Heavenly Bastard in the Sky, I didn't want to hear depressing things about Tennessee Williams. I wanted to hear about his Streetcar of Desire, and his method for writing first drafts. And if this Williams guy's life was really as tough as Patton made out, I wanted to discover that fact for myself.

I broke off the conversation and turned my attention to the menu. Summoning the waitress, I ordered us the spicy duck soup hotpot. There would be tons of chillies and garlic in the broth. Patton and I could enjoy torturing our tongues instead of dwelling on the sad life of Tennessee Williams.

Almost immediately a large, steaming pot arrived. We began sweating like the soup in front of us, and Patton started taking off layers of clothes until I could see his chest hair through his thin, damp shirt. I did the same, and kept stripping until there was nothing reasonable left to take off. The other customers just stared at us.

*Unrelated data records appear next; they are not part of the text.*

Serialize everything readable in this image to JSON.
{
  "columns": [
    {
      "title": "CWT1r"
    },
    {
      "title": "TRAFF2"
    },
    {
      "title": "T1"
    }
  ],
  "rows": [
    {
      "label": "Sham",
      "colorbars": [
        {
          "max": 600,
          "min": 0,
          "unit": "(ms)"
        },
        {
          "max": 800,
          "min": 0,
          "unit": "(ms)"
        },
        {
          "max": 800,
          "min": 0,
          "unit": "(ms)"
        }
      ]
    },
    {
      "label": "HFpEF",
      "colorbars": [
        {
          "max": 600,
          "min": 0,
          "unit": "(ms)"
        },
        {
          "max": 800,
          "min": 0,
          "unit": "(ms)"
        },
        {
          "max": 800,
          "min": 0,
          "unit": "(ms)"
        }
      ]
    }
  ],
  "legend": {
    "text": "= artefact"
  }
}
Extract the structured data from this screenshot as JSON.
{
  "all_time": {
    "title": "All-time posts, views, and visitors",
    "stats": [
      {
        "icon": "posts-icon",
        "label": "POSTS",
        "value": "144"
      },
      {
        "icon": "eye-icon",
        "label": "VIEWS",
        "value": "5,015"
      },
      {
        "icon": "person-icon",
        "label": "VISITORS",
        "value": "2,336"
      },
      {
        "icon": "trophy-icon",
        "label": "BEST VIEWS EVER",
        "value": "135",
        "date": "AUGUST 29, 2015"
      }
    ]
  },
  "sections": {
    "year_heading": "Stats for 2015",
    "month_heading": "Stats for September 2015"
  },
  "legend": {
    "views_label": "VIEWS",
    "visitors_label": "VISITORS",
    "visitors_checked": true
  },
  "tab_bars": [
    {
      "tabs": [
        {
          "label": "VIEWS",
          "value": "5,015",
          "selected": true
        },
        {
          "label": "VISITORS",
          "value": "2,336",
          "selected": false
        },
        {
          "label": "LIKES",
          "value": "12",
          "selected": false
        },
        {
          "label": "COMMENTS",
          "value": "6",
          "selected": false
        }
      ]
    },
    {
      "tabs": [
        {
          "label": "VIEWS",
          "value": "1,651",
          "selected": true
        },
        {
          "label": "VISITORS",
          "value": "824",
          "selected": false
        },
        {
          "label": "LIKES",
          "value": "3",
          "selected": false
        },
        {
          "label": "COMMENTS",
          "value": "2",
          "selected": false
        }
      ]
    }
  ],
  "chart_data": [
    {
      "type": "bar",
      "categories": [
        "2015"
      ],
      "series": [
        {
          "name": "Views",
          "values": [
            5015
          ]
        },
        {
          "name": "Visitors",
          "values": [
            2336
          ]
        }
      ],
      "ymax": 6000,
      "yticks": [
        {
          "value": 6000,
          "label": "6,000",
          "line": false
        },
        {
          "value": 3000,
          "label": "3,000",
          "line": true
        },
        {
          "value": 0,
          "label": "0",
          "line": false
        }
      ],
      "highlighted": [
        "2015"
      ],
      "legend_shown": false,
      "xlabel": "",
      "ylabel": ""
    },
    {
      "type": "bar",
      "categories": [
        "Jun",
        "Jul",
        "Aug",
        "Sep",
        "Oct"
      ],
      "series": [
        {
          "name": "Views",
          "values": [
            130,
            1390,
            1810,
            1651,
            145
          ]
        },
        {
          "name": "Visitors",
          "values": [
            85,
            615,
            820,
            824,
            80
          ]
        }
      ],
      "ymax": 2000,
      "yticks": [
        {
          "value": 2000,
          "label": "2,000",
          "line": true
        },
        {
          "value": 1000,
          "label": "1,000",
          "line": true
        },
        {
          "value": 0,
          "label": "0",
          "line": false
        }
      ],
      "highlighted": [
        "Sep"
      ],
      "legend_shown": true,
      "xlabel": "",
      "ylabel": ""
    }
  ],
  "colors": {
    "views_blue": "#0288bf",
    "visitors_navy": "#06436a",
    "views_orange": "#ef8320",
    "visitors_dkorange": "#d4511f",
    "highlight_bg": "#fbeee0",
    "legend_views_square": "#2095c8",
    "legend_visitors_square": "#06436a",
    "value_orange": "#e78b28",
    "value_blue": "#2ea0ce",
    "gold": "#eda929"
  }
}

With his face red and dripping wet, Patton said, 'Fenfang, I have a great idea for a script.'

'Oh? Has it got anything to do with drinking duck soup?'

Patton nodded. 'Yes, definitely. It starts like this. Two aliens arrive from another planet to study humankind. They land on Beijing 's Third Ring Road, take a look around, and transform themselves into an American and a Chinese scriptwriter. They're starving, so they head for the nearest restaurant, the Chong Qin Red Mountain, and order spicy Ma La hotpot. The food is so hot that they start removing bits of their equipment, until they realise they've become the centre of attention. Suddenly they get worried that their true identities might be discovered.

'And then?'

'I don't know, I haven't got that far yet. But anyway it's about these two aliens at the Chong Qin Red Mountain Ma La Hotpot Restaurant, trying to bring some civilisation to this earth.'

' Not Red Mountain, Gold Mountain,' I said. My mouth was stuffed with seaweed and duck. But even as I was swallowing it, I still felt hungry, even when the food dropped into my stomach.